To sustain the interest of the student, the MathForLife curriculum focusses on two topics which students will be able to apply throughout their lives, the mathematics of finance and the elements of probability and of inference from observations. Wherever possible we start from an interesting real-life question, often one we all have to ask ourselves at some point in our lives, and then introduce the mathematics needed to answer it. Here are a few sample questions:
  I am thinking of selling the house I've been living in for the last 5 years.
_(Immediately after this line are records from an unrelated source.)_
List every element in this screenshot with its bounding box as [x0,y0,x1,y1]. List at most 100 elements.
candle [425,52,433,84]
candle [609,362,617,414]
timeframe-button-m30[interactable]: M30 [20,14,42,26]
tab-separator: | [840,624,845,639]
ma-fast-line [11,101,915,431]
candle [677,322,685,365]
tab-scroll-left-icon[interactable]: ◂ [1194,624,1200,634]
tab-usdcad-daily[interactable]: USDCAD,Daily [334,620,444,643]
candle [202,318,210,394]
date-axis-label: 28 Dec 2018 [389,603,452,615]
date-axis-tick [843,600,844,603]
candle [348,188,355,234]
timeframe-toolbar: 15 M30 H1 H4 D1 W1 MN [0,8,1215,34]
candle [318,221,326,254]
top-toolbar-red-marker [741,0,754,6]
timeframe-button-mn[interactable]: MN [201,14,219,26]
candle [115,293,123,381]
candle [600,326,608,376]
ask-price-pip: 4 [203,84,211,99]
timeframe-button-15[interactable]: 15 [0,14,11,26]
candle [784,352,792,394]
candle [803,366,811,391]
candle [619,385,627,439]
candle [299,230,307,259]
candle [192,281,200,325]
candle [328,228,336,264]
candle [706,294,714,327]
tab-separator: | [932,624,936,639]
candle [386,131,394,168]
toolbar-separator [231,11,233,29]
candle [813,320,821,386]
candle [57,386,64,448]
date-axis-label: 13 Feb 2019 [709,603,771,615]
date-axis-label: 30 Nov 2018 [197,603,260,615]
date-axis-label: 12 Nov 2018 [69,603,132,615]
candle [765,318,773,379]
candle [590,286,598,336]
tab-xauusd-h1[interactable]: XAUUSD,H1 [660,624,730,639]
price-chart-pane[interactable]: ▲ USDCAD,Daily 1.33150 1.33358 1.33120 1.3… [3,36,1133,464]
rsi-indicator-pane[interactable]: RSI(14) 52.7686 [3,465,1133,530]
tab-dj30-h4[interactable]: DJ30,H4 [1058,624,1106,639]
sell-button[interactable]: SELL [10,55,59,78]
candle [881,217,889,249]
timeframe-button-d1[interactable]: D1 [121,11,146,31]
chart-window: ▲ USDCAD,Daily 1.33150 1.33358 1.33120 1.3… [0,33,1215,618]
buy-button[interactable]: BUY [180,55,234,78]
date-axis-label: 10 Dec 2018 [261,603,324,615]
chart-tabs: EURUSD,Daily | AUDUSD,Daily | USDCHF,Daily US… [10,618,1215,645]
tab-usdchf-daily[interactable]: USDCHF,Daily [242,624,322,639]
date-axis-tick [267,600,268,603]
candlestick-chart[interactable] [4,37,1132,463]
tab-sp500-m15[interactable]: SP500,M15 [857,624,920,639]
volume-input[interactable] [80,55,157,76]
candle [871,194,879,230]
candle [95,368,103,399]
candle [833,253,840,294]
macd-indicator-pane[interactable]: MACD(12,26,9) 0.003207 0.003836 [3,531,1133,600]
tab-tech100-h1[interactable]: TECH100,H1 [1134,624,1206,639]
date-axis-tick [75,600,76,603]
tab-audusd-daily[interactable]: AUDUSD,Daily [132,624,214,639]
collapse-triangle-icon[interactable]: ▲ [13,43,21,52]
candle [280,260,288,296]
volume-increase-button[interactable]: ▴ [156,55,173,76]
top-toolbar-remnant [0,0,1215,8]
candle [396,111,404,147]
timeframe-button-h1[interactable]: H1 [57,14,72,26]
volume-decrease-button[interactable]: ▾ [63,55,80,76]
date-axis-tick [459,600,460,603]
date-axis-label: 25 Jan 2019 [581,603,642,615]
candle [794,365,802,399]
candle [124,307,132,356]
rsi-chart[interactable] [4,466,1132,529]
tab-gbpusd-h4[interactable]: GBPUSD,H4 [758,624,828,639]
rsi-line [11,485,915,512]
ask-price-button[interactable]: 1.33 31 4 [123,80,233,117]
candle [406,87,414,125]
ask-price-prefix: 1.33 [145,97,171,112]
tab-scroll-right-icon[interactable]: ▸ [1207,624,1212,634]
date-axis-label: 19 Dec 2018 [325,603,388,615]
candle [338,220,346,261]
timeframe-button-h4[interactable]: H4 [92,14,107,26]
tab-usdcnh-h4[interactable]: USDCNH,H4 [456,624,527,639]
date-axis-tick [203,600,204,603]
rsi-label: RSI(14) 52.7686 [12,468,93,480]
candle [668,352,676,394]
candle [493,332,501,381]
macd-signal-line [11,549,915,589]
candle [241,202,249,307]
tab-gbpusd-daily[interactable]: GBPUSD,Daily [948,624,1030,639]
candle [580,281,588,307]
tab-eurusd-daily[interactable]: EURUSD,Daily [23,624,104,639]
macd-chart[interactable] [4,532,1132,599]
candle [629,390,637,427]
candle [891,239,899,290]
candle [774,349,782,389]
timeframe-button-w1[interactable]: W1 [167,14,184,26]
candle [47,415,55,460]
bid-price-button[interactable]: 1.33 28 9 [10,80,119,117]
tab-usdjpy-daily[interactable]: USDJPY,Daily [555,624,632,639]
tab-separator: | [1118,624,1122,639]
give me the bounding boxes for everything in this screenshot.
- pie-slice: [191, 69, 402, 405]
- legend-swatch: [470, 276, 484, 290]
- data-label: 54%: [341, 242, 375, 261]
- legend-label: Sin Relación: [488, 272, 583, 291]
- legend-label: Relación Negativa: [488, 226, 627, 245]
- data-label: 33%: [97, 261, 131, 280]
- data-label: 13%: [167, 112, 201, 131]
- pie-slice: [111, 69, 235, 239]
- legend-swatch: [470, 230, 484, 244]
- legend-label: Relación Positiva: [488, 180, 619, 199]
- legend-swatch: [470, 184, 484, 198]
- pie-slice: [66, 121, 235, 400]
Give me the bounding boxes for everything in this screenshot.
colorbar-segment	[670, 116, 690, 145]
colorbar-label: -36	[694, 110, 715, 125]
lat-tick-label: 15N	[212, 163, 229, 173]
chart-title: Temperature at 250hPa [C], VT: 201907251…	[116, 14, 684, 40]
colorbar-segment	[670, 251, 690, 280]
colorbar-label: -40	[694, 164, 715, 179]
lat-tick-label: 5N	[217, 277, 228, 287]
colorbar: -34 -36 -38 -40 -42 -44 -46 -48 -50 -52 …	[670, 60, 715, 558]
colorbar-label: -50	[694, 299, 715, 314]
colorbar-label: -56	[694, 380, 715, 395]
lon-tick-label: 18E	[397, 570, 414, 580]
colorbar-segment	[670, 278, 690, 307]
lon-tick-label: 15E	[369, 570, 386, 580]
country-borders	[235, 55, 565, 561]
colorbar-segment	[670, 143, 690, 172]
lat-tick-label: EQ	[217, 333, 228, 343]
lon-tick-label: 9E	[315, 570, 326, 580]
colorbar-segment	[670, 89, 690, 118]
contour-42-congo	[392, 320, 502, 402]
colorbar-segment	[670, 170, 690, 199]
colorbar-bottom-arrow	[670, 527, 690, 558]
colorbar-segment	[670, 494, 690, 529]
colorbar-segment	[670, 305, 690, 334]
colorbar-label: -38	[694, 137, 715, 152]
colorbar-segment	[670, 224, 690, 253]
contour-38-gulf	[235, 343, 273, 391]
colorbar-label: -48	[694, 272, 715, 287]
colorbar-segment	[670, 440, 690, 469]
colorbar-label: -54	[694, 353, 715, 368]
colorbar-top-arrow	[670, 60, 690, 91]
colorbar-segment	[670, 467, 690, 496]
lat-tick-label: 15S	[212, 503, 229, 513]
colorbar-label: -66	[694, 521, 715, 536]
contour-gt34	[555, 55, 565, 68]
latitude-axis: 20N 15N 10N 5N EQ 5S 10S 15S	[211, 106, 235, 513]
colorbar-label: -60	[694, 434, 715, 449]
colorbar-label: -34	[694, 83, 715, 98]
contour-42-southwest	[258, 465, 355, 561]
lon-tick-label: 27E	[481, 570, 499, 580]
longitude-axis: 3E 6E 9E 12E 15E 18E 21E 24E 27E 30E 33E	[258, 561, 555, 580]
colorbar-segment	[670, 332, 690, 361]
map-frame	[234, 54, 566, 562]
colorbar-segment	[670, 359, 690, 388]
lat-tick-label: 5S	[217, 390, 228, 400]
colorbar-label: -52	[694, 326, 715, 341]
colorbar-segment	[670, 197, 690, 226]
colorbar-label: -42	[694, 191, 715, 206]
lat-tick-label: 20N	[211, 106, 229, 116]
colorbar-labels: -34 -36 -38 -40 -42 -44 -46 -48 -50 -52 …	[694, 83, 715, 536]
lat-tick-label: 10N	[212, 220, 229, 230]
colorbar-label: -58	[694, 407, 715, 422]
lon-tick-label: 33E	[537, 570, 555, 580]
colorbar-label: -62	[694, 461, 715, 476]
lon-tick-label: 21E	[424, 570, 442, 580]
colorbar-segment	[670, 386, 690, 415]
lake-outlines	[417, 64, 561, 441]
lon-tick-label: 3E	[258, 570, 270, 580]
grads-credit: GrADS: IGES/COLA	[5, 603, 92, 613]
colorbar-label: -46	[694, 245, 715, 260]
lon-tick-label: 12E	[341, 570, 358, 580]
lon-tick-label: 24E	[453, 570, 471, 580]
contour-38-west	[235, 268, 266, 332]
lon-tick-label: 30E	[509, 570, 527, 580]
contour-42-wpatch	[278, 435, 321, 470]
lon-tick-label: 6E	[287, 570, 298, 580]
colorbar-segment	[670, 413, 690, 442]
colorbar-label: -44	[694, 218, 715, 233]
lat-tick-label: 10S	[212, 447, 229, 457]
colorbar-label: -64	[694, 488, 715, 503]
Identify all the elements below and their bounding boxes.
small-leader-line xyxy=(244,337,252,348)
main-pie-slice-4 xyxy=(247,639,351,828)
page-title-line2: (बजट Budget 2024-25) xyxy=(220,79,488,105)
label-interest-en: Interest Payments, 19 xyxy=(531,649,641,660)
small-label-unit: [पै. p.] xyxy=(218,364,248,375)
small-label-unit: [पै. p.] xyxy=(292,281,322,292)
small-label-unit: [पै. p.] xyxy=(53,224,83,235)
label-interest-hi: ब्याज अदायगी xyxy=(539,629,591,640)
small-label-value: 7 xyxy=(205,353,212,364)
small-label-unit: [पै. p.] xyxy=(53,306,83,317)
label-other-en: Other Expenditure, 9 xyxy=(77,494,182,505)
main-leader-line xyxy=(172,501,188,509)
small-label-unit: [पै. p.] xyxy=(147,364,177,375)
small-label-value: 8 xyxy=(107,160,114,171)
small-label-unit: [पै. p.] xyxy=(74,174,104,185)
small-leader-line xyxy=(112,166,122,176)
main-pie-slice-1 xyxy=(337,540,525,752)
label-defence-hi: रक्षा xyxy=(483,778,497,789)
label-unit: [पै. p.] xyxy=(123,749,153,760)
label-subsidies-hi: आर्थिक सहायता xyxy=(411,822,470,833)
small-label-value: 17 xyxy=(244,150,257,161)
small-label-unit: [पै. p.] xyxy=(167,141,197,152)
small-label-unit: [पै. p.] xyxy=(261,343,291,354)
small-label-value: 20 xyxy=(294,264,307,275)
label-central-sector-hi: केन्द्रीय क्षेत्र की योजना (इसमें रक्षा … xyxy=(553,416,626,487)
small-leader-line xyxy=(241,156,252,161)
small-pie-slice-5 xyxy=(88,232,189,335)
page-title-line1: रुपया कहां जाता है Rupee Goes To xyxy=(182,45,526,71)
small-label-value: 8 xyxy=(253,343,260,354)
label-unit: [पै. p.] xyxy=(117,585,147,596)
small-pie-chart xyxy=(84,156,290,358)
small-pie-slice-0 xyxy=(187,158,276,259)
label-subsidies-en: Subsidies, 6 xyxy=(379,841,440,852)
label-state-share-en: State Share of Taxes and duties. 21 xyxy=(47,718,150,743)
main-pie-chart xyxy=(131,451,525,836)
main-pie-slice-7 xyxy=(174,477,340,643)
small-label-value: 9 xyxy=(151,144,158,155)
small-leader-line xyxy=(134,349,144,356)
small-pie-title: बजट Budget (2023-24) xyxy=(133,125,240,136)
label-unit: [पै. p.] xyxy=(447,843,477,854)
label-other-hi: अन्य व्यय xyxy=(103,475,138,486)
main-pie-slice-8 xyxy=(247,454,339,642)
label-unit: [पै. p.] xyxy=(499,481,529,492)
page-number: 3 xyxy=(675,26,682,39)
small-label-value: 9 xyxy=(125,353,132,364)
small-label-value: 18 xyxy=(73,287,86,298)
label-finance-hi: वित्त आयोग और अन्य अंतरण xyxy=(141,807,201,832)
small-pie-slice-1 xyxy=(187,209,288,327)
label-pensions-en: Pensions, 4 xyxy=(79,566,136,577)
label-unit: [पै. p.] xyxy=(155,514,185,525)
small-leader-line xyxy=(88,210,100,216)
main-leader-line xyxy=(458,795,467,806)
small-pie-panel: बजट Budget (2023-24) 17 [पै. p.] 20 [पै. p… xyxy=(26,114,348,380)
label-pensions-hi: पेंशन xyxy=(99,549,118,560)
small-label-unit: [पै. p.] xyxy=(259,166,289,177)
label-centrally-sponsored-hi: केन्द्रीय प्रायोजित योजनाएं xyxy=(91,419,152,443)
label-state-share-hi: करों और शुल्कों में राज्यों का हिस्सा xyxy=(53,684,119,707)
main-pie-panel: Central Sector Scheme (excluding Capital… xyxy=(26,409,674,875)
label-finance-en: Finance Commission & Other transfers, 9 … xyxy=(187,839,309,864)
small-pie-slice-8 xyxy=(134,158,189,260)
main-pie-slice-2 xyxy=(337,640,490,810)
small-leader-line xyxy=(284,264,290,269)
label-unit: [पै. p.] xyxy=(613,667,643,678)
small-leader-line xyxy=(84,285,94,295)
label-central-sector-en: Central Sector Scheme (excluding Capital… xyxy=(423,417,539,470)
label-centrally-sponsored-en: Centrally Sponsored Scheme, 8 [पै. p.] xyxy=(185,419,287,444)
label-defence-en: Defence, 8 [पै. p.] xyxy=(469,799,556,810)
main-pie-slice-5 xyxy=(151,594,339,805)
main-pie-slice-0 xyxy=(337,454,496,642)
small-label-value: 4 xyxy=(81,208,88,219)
How much equity have I built up in my $120,000 mortgage?
  How can we tell whether this silk gown was woven during the Sung or the Tang dynasty?
  What is a lottery prize which will pay me $1000 a week for the rest of my life worth in cash today?
  I want to have an income of $40,000 a year when I retire. How much do I need to put aside each month to achieve this goal?
  What's the chance of drawing to an inside straight?
  Of 50 AIDS patient treated with a new drug, 30 had stable T-cell counts. Of the 50 controls who received a placebo, only 25 had stable counts. Is this drug effective?
  The table of contents page shows the mathematics to which such questions lead in MathForLife.



Depth and mastery Current terminal courses provide many problems but, since these consist of many (often 20 or 30) repetitions of a small number of ruthlessly simplified calculations, they don't begin to equip their students to answer questions like those above. Answers to such realistic questions demand first that the course cover the corresponding mathematical topics covered in realistic depth and second that the students develop a working mastery of these topics.

In MathForLife, small groups of problems are interspersed frequently with the text, leading the student gradually from easy cases to problems of practical interest. Once they have mastered the basic mathematical elements, students will apply them in group projects. Projects are independent investigations into real-life problems, often calling for research into areas likely to interest terminal students (business, economics, sociology, medicine, archeology, physics...), and often providing an external web site as a starting point. The sample chapter Time is Money on mathematics of finance shows in detail how this strategy is implemented.